I do venture a guess that it is about pipeline stall.
That is, Pentium has two integer units, which share
common register file. Now if unit 1 is changing register
X, unit 2 must delay an instruction needing data from that
register, until data arrives there.
This is also why the original (it is still the same, I think)
bogomips-loop produces surprisingly low figures for Pentiums.
There is a prooven speed enchangement of adding a couple NOPs
to the loop so that P5 won't go to pipeline stall.

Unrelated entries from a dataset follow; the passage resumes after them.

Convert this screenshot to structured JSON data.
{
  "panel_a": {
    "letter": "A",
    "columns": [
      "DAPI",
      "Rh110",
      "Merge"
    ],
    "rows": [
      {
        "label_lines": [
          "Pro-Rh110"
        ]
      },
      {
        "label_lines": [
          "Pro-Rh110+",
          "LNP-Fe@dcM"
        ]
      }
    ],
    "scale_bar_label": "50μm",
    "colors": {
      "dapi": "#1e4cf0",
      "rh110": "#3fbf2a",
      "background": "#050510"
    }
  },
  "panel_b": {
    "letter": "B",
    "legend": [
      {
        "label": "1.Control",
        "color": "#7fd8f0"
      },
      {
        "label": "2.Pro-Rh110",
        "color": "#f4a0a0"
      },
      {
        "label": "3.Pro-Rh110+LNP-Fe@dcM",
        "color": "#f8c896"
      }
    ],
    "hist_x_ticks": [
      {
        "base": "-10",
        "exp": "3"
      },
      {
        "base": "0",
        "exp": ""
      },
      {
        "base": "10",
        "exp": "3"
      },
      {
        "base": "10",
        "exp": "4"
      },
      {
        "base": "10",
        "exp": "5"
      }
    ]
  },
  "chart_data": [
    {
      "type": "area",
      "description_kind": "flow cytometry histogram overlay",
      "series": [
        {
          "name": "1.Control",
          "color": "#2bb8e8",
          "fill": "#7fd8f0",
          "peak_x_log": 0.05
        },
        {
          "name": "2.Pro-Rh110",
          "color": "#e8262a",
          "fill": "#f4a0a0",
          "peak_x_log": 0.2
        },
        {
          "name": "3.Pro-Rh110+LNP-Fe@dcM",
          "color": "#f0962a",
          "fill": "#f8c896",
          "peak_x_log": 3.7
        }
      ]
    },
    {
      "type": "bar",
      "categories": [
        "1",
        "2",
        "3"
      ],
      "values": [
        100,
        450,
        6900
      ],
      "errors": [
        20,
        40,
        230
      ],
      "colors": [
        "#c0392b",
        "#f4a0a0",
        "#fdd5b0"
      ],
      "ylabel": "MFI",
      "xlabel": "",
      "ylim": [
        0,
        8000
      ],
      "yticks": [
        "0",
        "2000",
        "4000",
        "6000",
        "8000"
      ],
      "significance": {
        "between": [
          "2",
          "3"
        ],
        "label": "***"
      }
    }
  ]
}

(but doing so must be matched in the microsec delay code!
However Linus has (apparently) decided against of doing such
a change on code, which does not affect system performance,
but would invalidate benchmarking between old and new versions.)
... but you Assembler Hackers knew this already, didn't you ?
> Sincerely,
> Tom.
/Matti Aarnio <mea@utu.fi>